Position on H.R. 2, Agriculture and Nutrition Act of 2018

NPCA, along with partners, submitted the following position to members of the House Committee on Agriculture ahead of a legislative hearing scheduled for April 18, 2018.

On behalf of our millions of members and supporters we urge you to strongly oppose the extreme and divisively partisan federal forest provisions in the Forestry Title of the Agriculture and Nutrition Act of 2018 (H.R. 2), also known as “the Farm Bill.”

The legislation is replete with provisions that undermine bedrock environmental laws, including the National Environmental Policy Act (NEPA), Endangered Species Act (ESA), and Roadless Area Conservation Rule (Roadless Rule). This bill consistently prioritizes the logging industry over all other forest stakeholders. It would cause irreparable harm to our federal forests, the millions of Americans who depend on them for clean drinking water, subsistence, recreation, and economic benefit, and the wildlife that call them home.

The federal forest provisions in the Farm Bill also run contrary to the wildfire funding agreement reached only weeks ago in the Fiscal Year 2018 Omnibus. That deal was only reached after significant environmental concessions to pro-logging hardliners, even though a comprehensive wildfire funding solution had solid bi-partisan support in both chambers going into the omnibus negotiation.

Ignoring that compromise, H.R. 2 doubles the size of the just-agreed to exemptions under NEPA to allow logging of up to 6,000-acres almost 10 square miles for each single project— without review and disclosure of potential harms. The bill adds numerous new 6,000-acre exemptions. This partisan bill also goes further than the omnibus deal on the ESA, allowing federal land management agencies to “self-consult” on whether their actions would harm threatened and endangered species even though such self-consultation has already been declared unlawful by the courts.
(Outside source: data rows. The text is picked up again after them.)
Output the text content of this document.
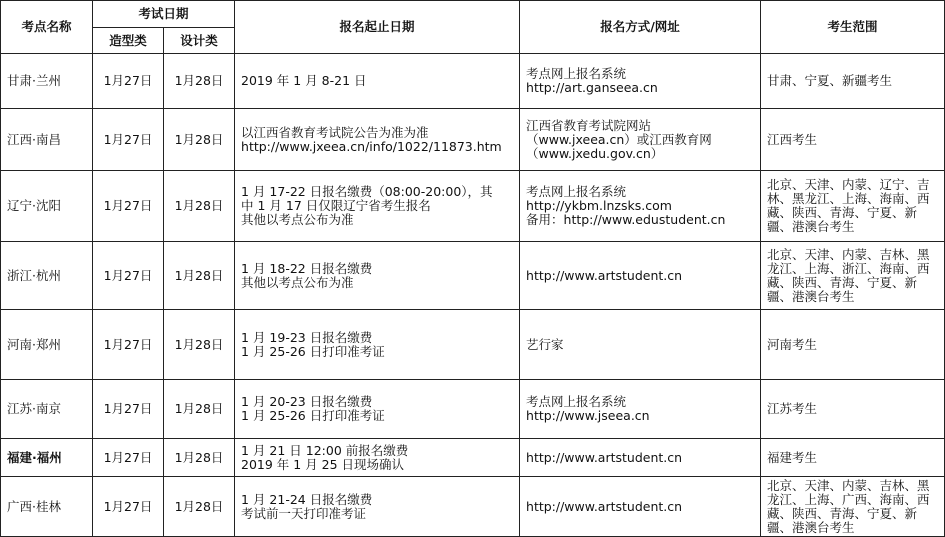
考点名称	考试日期		报名起止日期	报名方式/网址	考生范围
	造型类	设计类			
甘肃·兰州	1月27日	1月28日	2019 年 1 月 8-21 日	考点网上报名系统
http://art.ganseea.cn	甘肃、宁夏、新疆考生
江西·南昌	1月27日	1月28日	以江西省教育考试院公告为准为准
http://www.jxeea.cn/info/1022/11873.htm	江西省教育考试院网站
（www.jxeea.cn）或江西教育网
（www.jxedu.gov.cn）	江西考生
辽宁·沈阳	1月27日	1月28日	1 月 17-22 日报名缴费（08:00-20:00），其
中 1 月 17 日仅限辽宁省考生报名
其他以考点公布为准	考点网上报名系统
http://ykbm.lnzsks.com
备用：http://www.edustudent.cn	北京、天津、内蒙、辽宁、吉林、黑龙江、上海、海南、西藏、陕西、青海、宁夏、新疆、港澳台考生
浙江·杭州	1月27日	1月28日	1 月 18-22 日报名缴费
其他以考点公布为准	http://www.artstudent.cn	北京、天津、内蒙、吉林、黑龙江、上海、浙江、海南、西藏、陕西、青海、宁夏、新疆、港澳台考生
河南·郑州	1月27日	1月28日	1 月 19-23 日报名缴费
1 月 25-26 日打印准考证	艺行家	河南考生
江苏·南京	1月27日	1月28日	1 月 20-23 日报名缴费
1 月 25-26 日打印准考证	考点网上报名系统
http://www.jseea.cn	江苏考生
福建·福州	1月27日	1月28日	1 月 21 日 12:00 前报名缴费
2019 年 1 月 25 日现场确认	http://www.artstudent.cn	福建考生
广西·桂林	1月27日	1月28日	1 月 21-24 日报名缴费
考试前一天打印准考证	http://www.artstudent.cn	北京、天津、内蒙、吉林、黑龙江、上海、广西、海南、西藏、陕西、青海、宁夏、新疆、港澳台考生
Additionally, it attacks the landmark Roadless Rule, makes resource management and forest stewardship dependent on logging revenue, and jeopardizes fire-vulnerable communities by deprioritizing hazardous fuels reduction efforts in the Wildland Urban Interface.

The harmful federal forest proposals in this legislation solve no problem; they only add controversy to the Farm Bill and weaken its chances of becoming law.

For all of these reasons we strongly urge you to OPPOSE the federal forest provisions in the Farm Bill and any amendments that further undermine environmental safeguards on our federal forests.